5)The Cass Freight shipments index fell 3.3% y/o/y, marking the 12th month in a row of declines. They are hopeful though that we are close to bottoming out as the y/o/y growth rates “flatten out.” They refer to “Flat as the new up.”
6)The November Architecture Billings Index fell a touch to 51.9 from 52. The AIA said “The uncertainty surrounding the overall health of the economy is leading developers to proceed with more caution on new projects. We are at a point where there is a potential for an upside but also a potential for things to get worse.”
7)Influenced by the holiday time, the MBA said mortgage apps fell 5% w/o/w with a 2.1% decline in purchase apps and 6.5% drop in refi’s. Versus last year though, purchases are higher by 10.1% y/o/y and refi’s are up by 135% y/o/y.
8)Existing home sales in November totaled 5.35mm, about 100k less than expected and down from 5.44mm in October which was revised down by 20k. Home prices rose 5.4% y/o/y, more than double the level of core CPI and triple the pace of core PCE. Months’ supply shrunk to 3.7, the lowest since February. First time buyers came in at 32% in November vs 33% in November 2018. Investors in their search for yield are helping to block them out as they made up 16% of purchases, matching the most since March.
9)Boeing’s Max news could trim Q1 GDP by up to 5 tenths.
10)Foreign selling of US notes and bonds continued in October by a net $16.7b. This brings the year to date selling to $99b with much driven by liquidations from the Chinese and Japanese.
11)The Fed’s balance sheet rose by a whopping $41.5 billion on the week to $4.137 Trillion. That is up by $377b since the end of August that Fed members with a straight face and in a game of semantics don’t call QE.
12)The Japanese November CPI ex food and energy rose .8% y/o/y vs the estimate of up .7% and vs .7% in October. That happens to be the quickest rate since 2016 but helped out by the VAT hike. The 10 yr JGB yield close at .014%, the highest since January.
13)Trade for Japan remained soft in November as their exports fell 7.9% y/o/y but that was slightly better than the estimate of a drop of 8.9%. Imports were lower by 15.7%, more than the forecast of a 12.8% decline.
14)The Japanese manufacturing and services PMI index for December was unchanged at slightly below 50 at 49.8 as expected.

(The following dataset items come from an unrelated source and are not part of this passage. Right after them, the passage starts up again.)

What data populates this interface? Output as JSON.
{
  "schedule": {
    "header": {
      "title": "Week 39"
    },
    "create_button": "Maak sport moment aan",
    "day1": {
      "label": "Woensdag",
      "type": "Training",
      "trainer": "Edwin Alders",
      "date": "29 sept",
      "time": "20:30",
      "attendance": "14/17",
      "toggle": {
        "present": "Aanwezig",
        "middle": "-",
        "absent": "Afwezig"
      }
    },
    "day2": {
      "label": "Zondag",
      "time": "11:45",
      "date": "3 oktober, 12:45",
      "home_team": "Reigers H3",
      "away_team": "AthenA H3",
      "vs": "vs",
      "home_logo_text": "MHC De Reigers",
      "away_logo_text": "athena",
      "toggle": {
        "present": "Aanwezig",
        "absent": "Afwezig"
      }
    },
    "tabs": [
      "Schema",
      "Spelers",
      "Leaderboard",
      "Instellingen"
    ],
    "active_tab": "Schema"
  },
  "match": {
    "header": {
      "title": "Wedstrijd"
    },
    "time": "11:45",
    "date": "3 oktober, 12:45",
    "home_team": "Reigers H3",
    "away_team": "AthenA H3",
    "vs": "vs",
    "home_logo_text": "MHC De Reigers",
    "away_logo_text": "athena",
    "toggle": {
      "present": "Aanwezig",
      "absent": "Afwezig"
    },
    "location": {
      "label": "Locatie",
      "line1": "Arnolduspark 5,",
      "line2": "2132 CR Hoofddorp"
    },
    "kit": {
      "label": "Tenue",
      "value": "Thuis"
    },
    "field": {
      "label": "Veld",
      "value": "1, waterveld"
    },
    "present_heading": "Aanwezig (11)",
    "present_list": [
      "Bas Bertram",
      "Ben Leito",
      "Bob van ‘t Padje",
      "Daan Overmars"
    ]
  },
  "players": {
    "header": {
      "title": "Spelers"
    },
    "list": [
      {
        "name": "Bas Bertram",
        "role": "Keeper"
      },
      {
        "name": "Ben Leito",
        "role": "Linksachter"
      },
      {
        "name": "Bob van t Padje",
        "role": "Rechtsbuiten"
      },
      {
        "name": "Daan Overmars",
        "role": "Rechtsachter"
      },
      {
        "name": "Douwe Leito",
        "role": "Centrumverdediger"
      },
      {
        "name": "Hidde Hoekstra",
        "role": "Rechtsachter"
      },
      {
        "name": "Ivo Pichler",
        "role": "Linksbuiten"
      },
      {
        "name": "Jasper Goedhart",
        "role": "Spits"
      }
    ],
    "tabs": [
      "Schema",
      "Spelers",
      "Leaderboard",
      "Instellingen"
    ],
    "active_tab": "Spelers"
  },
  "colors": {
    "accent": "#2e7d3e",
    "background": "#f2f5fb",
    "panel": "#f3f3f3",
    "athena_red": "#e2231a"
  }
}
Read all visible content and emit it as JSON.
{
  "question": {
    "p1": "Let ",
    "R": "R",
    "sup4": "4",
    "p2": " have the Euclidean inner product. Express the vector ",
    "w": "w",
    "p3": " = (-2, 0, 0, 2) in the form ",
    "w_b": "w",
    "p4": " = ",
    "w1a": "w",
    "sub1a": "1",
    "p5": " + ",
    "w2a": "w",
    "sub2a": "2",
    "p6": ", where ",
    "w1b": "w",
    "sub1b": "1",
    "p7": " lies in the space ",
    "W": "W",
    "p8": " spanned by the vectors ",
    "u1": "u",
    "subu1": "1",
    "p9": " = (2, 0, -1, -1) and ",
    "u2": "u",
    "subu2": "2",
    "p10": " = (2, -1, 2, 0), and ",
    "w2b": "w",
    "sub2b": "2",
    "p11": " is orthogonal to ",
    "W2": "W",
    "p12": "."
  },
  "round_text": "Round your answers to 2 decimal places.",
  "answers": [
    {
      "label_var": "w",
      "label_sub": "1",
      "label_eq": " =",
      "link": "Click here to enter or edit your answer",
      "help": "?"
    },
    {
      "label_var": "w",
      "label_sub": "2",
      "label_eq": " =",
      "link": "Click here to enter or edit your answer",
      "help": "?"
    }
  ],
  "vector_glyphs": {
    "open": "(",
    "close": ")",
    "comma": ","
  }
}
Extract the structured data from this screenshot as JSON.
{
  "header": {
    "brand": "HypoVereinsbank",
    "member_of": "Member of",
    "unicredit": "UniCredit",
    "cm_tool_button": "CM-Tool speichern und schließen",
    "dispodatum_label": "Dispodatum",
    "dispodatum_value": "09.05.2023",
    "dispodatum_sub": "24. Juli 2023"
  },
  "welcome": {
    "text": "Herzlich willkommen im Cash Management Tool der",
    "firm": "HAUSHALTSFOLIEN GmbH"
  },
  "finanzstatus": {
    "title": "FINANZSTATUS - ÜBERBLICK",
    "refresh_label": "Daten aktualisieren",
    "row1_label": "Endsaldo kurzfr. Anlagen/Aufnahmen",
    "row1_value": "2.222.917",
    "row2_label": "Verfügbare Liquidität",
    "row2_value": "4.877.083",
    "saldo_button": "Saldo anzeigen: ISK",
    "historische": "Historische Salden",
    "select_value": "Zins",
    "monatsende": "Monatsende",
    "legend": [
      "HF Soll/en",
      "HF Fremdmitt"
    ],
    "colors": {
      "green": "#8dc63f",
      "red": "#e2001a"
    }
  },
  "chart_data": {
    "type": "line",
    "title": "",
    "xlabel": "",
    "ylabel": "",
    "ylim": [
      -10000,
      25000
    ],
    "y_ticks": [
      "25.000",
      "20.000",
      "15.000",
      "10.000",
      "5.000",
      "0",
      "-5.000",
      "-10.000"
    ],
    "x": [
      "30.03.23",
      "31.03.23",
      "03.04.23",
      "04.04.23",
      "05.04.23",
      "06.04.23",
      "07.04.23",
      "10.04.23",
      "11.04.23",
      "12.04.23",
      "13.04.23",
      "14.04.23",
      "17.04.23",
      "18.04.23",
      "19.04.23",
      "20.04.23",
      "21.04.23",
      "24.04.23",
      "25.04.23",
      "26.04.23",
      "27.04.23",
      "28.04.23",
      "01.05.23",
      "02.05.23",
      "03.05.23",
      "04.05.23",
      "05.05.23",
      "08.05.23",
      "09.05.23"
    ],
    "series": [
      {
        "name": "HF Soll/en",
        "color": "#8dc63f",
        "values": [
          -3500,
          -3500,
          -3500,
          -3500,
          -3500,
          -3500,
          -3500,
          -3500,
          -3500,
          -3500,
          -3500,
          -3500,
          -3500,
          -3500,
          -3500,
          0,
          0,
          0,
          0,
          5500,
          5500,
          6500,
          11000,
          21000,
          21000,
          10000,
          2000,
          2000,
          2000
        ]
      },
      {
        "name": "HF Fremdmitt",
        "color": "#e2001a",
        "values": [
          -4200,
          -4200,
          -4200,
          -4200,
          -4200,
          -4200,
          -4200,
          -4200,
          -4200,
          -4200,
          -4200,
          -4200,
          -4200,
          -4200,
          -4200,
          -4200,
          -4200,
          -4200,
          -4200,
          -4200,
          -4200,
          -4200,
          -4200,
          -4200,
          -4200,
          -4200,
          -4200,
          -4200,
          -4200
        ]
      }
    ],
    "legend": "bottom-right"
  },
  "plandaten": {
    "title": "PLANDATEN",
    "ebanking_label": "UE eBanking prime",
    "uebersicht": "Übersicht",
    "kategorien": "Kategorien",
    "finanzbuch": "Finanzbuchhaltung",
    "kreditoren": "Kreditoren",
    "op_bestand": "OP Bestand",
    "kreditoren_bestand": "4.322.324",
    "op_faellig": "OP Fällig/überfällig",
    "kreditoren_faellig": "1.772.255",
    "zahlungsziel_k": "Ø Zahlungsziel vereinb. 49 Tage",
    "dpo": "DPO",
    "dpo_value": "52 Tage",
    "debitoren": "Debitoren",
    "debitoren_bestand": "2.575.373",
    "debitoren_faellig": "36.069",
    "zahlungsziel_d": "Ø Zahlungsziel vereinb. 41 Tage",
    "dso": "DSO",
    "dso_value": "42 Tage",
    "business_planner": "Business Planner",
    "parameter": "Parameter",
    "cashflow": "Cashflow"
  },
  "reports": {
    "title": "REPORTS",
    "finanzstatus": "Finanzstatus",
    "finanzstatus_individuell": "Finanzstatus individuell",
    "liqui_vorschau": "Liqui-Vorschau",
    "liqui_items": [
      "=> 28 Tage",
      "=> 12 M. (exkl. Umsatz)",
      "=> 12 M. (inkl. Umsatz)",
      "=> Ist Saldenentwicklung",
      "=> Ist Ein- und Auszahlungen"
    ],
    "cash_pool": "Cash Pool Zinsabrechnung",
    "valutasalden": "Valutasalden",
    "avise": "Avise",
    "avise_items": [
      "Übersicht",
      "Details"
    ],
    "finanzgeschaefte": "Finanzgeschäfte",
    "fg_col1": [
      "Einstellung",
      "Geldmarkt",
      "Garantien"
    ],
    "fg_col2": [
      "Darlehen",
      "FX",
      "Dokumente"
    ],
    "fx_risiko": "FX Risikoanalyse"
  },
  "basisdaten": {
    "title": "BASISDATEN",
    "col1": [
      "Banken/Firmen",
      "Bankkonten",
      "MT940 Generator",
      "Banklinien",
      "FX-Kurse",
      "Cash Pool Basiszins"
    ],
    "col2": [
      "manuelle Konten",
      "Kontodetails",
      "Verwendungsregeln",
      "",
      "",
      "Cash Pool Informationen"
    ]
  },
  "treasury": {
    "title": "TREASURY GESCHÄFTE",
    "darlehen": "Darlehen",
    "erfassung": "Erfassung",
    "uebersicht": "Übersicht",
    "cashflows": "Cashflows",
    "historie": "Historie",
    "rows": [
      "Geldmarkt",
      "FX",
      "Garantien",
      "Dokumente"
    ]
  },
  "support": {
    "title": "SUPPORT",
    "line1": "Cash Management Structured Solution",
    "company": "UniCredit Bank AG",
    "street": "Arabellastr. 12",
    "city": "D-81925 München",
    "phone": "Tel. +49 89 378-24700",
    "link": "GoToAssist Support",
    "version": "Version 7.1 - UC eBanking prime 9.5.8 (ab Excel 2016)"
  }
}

Markit said “the Japanese economy remained stagnant in December, following on from a similar outturn in November. Taking 4th quarter survey data as a whole, the poor performance in October could see Japan’s economy dip into contraction.”
15)Australia’s composite PMI index for December slipped a touch to 49.4 from 49.7.
16)The Eurozone December manufacturing and services PMI was unchanged at 50.6, about as expected with Germany again underperforming France because of its outsized exposure to the auto industry and China trade. For the region, manufacturing softened further to 45.9 from 46.9 while services picked up the slack with a modest gain to 52.4 from 51.9. Markit said “The Eurozone economy closes out 2019 mired in its worst spell since 2013, with businesses struggling against the headwinds of near stagnant demand and gloomy prospects for the year ahead.” Also, “There are scant signs of any imminent improvement. New order growth remains largely stalled and job creation has almost ground to a halt, down to its lowest for over 5 years as companies seek to reduce overheads in the weak trading environment and uncertain outlook.”
17)German consumer confidence was down a hair to 9.6 from 9.7 but the estimate was 9.8.
18)Consumer spending in France in November slightly missed expectations.
19)The UK CBI industrial orders index did weaken further in December to -28 from -26. The estimate of -25. The CBI said “With manufacturers reporting that output is declining at a pace not seen since the financial crisis, alongside another month of softer order books, it is crucially important to rebuild business confidence in this sector.” Now that Johnson won with “a clear mandate to govern…Firms will be looking for reassurance of the new Government’s commitment to getting the UK economy fighting fit as it prepares to exit the EU.”
20)The UK manufacturing and services composite index slipped to 48.5 in December from 49.3 with both components falling.